NOVEMBER 20, 2014
Can
You Help?
Read: James
2:14-20
Faith by itself, if it does not have works, is dead. —James 2:17
The administrators of
the high school in Barrow, Alaska, were tired of seeing students get into
trouble and drop out at a rate of 50 percent. To keep students interested, they
started a football team, which offered them a chance to develop personal
skills, teamwork, and learn life lessons. The problem with football in Barrow,
which is farther north than Iceland, is that it’s hard to plant a grass field.
So they competed on a gravel and dirt field.
Four thousand miles
away in Florida, a woman named Cathy Parker heard about the football team and
their dangerous field. Feeling that God was prompting her to help, and
impressed by the positive changes she saw in the students, she went to work.
About a year later, they dedicated their new field, complete with a beautiful
artificial-turf playing surface. She had raised thousands of dollars to help
some kids she didn’t even know.
This is not about
football—or money. It is about remembering “to do good and to share” (Heb.
13:16). The apostle James reminds us that we demonstrate our faith by our
actions (2:18). The needs in our world are varied and overwhelming but when we
love our neighbor as ourselves, as Jesus said (Mark 12:31), we reach people
with God’s love.
Open our eyes, dear
Father, to those in need. Allow
us to find
ways—monetarily and otherwise—to
help meet those needs.
Help us to take the focus off
ourselves and place it
on those who can use our assistance.
Open your heart to God to learn compassion and
open your hand to give help.
Insight
There is disagreement
among scholars as to the identity of the James who authored this letter. Some
see him as the son of Alphaeus (Matt. 10:3; Mark 3:18). Long-held church
tradition, however, identifies this James as the half-brother of Jesus (Matt.

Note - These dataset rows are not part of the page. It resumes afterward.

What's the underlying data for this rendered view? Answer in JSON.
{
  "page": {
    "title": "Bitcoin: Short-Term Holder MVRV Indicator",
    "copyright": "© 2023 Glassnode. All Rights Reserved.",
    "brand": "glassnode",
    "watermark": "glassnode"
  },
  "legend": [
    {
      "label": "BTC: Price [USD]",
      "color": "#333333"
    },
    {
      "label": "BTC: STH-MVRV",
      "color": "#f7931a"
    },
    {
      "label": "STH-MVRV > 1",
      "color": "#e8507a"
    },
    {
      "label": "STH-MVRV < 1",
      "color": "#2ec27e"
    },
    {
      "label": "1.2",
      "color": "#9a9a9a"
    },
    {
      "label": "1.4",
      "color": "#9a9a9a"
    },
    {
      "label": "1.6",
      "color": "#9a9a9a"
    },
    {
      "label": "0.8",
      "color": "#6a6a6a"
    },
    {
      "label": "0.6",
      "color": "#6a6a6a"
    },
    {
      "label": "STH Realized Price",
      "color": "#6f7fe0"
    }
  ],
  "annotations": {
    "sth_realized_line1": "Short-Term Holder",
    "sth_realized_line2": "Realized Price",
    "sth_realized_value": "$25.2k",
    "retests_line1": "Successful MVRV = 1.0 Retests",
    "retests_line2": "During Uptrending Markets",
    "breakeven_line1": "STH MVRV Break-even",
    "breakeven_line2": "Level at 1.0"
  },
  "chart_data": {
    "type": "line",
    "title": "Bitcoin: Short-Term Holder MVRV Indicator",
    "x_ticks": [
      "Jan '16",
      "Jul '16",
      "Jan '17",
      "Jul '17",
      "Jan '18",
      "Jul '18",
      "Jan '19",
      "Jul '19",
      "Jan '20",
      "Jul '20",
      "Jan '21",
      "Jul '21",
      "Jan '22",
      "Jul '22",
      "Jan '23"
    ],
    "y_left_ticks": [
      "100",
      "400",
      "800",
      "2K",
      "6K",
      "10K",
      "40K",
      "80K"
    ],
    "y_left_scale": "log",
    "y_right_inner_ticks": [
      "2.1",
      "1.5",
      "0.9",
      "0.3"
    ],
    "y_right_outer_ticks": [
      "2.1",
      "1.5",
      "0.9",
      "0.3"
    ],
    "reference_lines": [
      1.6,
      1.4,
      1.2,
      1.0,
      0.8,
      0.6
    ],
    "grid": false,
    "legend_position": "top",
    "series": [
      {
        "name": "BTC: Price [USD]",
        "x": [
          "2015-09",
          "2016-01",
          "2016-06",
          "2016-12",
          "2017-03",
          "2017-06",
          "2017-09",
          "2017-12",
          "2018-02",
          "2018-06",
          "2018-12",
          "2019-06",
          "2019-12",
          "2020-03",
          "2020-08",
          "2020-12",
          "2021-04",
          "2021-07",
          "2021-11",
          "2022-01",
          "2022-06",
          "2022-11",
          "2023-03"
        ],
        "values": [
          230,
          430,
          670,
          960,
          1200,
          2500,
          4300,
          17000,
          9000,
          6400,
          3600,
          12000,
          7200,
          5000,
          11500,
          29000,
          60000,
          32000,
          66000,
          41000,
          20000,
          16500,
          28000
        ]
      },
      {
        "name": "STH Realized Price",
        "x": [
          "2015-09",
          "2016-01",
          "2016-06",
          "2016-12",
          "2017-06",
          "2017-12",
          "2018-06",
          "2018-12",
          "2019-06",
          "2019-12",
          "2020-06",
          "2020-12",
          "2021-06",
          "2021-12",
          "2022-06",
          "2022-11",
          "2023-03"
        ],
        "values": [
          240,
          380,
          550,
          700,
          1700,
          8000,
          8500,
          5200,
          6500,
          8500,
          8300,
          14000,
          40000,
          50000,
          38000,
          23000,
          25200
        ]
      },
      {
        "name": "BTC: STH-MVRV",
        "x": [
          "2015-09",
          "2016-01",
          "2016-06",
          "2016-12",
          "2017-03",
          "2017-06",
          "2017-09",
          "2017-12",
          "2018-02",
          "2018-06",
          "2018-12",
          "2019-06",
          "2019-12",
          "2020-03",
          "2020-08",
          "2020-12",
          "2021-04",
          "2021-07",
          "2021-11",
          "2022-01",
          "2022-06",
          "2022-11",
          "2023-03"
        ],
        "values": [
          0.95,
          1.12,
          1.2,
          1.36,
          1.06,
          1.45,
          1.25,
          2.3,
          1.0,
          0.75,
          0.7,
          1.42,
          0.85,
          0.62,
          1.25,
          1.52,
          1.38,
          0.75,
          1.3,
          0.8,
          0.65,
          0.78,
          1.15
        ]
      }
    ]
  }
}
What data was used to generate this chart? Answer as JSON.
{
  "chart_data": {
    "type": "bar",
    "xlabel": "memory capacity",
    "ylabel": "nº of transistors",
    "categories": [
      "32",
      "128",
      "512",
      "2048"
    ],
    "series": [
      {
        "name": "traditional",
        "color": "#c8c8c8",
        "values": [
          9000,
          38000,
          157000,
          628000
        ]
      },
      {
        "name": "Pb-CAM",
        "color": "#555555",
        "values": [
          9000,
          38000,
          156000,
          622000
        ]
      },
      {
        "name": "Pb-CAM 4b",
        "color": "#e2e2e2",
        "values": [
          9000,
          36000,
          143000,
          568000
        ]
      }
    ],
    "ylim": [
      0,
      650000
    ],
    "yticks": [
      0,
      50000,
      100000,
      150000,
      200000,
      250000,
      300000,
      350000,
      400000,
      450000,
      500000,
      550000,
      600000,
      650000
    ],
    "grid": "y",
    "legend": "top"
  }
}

13:55; Mark 6:3). In Galatians 1:19, Paul mentions seeing James, “the Lord’s
brother,” in Jerusalem—and this has fueled the position that the James of the
Jerusalem church and the James who wrote this letter was in fact “the Lord’s
brother.” James became a person of great prominence in the early church, having
received a personal audience with the risen Christ (1 Cor. 15:7) and having become
one of the primary leaders of the church at Jerusalem (Acts 15:13-20).